No public crime scandalized Rome’s Senatorial class historians like an emperor who showed genuine relish for the games. Cassius Dio had to personally sit in the stands and applaud the notorious tyrant Commodus who styled himself Hercules and fought personally on the blood-drunk sands of the Colosseum; he revenges himself in his history expanding sneeringly on his former sovereign’s degrading exploits — Commodus “took great pride in the fact that he was left-handed....
(Excerpt) Read more at executedtoday.com ...
I appreciate you posting these! These examples from history are often related to things going on today.
The pathetic representations of Prudentius were less effectual than the generous boldness of Telemachus, an Asiatic monk, whose death was more useful to mankind than his life.

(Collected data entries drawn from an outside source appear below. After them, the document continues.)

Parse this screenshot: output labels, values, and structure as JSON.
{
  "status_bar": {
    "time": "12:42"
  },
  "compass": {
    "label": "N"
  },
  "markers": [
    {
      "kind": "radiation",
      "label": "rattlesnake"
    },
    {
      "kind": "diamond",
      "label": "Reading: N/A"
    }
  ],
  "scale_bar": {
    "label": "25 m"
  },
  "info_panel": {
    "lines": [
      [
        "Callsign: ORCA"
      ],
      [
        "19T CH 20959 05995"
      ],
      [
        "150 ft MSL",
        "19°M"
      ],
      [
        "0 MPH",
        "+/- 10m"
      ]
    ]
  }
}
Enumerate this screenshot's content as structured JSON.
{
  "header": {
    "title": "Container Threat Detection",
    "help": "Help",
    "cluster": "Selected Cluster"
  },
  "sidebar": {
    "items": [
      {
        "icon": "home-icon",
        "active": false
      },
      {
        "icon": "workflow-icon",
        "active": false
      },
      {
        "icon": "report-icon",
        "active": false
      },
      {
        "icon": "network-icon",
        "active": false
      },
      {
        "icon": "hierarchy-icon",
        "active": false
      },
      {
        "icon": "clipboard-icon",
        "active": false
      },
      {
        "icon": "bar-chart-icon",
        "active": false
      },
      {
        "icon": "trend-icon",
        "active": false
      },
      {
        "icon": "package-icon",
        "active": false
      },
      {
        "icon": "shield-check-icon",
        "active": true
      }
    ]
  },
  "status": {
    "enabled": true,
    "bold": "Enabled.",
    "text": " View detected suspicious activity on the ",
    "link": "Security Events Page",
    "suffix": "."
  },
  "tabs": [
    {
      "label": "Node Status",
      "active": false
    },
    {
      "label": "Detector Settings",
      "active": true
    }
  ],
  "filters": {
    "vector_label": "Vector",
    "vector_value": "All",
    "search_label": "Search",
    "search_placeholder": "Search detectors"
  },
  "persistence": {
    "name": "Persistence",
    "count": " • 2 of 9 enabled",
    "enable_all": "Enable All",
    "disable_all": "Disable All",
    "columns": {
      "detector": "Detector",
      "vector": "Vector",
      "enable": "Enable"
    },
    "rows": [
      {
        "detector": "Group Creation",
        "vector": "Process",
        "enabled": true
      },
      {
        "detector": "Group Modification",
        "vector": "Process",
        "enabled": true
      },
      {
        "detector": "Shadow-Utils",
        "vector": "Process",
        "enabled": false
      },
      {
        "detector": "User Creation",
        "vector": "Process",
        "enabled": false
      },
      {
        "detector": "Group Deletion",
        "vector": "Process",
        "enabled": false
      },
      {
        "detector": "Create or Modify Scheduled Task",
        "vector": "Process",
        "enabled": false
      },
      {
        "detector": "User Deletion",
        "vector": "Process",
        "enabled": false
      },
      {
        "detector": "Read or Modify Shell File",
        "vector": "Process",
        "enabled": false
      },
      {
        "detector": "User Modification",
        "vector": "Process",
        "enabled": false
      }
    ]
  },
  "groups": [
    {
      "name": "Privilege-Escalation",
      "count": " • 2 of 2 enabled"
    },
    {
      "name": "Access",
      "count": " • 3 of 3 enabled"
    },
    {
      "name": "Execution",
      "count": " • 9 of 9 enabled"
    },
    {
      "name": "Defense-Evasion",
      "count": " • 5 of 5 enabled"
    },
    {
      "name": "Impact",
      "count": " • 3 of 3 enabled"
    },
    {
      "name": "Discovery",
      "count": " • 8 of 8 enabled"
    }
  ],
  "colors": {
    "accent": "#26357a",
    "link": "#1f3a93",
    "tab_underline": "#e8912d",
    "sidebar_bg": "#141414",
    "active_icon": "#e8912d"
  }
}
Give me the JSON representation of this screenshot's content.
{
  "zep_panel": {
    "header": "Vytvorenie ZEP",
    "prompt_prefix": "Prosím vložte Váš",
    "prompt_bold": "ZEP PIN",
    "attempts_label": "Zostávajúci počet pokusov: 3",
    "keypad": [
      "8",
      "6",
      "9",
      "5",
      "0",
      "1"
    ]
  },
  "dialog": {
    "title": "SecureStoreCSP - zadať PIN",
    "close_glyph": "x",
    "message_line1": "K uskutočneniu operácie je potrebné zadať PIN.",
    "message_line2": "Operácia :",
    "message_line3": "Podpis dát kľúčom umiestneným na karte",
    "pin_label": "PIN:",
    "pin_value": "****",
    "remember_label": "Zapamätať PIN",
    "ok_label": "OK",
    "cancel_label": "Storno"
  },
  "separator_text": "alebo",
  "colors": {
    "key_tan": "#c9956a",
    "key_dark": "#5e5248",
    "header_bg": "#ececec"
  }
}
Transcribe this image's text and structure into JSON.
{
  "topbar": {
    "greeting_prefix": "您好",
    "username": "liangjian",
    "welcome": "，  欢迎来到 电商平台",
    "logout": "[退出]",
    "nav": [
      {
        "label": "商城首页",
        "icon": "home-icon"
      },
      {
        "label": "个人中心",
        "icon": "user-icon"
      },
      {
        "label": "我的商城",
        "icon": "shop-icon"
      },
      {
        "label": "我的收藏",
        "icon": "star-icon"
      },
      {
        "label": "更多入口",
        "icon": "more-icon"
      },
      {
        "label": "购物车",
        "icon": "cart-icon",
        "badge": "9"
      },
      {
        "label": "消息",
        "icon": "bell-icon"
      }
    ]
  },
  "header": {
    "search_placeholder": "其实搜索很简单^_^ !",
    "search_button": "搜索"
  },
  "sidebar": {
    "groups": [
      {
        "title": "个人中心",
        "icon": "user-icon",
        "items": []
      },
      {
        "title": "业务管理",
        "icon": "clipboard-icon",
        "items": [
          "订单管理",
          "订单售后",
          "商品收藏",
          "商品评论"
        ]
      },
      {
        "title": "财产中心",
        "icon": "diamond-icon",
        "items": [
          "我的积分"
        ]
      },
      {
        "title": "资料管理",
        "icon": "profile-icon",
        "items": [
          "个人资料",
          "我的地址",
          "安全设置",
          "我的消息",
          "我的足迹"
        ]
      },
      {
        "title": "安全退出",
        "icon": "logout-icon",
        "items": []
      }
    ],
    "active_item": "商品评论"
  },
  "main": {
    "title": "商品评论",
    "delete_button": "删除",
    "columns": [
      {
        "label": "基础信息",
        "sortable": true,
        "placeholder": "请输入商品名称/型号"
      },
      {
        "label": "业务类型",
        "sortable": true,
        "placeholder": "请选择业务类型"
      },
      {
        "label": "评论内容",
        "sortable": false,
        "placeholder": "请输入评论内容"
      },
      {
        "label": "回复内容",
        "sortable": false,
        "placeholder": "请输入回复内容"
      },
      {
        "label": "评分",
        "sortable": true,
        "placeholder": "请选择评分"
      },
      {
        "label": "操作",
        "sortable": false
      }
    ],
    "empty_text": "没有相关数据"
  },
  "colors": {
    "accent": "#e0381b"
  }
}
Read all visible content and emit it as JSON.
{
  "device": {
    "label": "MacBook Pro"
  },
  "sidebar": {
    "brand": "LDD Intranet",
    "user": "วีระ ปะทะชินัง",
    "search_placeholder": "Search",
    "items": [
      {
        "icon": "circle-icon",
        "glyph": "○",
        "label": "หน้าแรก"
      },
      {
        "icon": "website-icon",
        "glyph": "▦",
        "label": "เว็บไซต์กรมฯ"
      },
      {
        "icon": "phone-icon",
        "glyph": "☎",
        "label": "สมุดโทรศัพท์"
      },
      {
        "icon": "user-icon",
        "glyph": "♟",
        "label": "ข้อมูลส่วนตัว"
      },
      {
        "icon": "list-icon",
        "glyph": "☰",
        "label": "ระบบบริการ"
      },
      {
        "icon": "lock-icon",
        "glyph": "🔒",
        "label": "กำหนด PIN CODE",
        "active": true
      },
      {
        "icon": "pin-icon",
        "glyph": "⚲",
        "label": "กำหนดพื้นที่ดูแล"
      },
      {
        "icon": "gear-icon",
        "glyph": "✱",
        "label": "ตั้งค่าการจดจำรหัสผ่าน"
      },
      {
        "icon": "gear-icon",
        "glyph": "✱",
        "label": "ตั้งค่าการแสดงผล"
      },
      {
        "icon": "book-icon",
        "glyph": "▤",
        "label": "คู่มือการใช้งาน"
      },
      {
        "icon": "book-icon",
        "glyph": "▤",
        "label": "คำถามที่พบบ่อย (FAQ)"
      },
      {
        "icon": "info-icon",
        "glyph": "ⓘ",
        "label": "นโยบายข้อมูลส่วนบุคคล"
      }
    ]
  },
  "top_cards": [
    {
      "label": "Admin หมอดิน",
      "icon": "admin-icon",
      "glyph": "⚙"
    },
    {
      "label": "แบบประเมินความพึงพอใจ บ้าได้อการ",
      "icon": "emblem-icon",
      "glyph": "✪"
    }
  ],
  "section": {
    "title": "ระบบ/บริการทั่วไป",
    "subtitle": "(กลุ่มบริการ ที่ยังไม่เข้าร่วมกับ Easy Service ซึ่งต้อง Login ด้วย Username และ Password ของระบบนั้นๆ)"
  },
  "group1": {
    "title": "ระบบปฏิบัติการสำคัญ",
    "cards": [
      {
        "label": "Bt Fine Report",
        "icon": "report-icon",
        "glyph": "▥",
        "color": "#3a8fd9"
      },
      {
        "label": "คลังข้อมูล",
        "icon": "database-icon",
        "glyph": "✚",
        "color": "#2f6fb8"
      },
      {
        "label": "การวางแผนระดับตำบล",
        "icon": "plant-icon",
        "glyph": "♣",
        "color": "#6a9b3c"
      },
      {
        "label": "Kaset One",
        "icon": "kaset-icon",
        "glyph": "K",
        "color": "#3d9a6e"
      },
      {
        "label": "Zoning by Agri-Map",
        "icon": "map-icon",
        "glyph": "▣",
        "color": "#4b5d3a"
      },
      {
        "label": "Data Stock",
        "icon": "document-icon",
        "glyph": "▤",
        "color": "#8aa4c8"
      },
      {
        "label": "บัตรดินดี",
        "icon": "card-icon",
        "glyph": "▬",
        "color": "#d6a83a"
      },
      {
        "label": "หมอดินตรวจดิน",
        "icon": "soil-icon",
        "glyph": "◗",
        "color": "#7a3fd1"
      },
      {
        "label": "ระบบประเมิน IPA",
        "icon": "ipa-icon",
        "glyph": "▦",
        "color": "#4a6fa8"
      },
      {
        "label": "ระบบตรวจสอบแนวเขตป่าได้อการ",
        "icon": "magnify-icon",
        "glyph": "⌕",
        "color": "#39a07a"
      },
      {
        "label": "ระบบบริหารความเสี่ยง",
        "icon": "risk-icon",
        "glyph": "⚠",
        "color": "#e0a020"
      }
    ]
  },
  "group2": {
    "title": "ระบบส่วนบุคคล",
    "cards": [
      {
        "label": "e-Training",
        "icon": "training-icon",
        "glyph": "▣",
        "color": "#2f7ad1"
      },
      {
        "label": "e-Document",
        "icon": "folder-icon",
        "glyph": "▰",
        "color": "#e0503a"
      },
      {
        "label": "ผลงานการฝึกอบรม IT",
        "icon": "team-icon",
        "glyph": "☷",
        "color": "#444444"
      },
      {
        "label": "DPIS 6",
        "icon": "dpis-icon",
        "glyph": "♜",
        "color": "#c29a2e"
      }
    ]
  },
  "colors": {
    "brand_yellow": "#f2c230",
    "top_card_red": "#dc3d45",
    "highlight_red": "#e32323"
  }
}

The Romans were provoked by the interruption of their pleasures; and the rash monk, who had descended into the arena, to separate the gladiators, was overwhelmed under a shower of stones. But the madness of the people soon subsided: they respected the memory of Telemachus, who had deserved the honours of martyrdom; and they submitted, without a murmur, to the laws of Honorius, which abolished for ever the human sacrifices of the amphitheatre.Can you imagine descending to the arena to separate trained gladiators to end the slaughter? That is just amazing. What a self-sacrifice for the betterment of mankind.
Thanks for the posts!
Todays post was very interesting.
The requested scroll was not found
Is this the Bee? Isn’t 404 the comeback for File Not Found?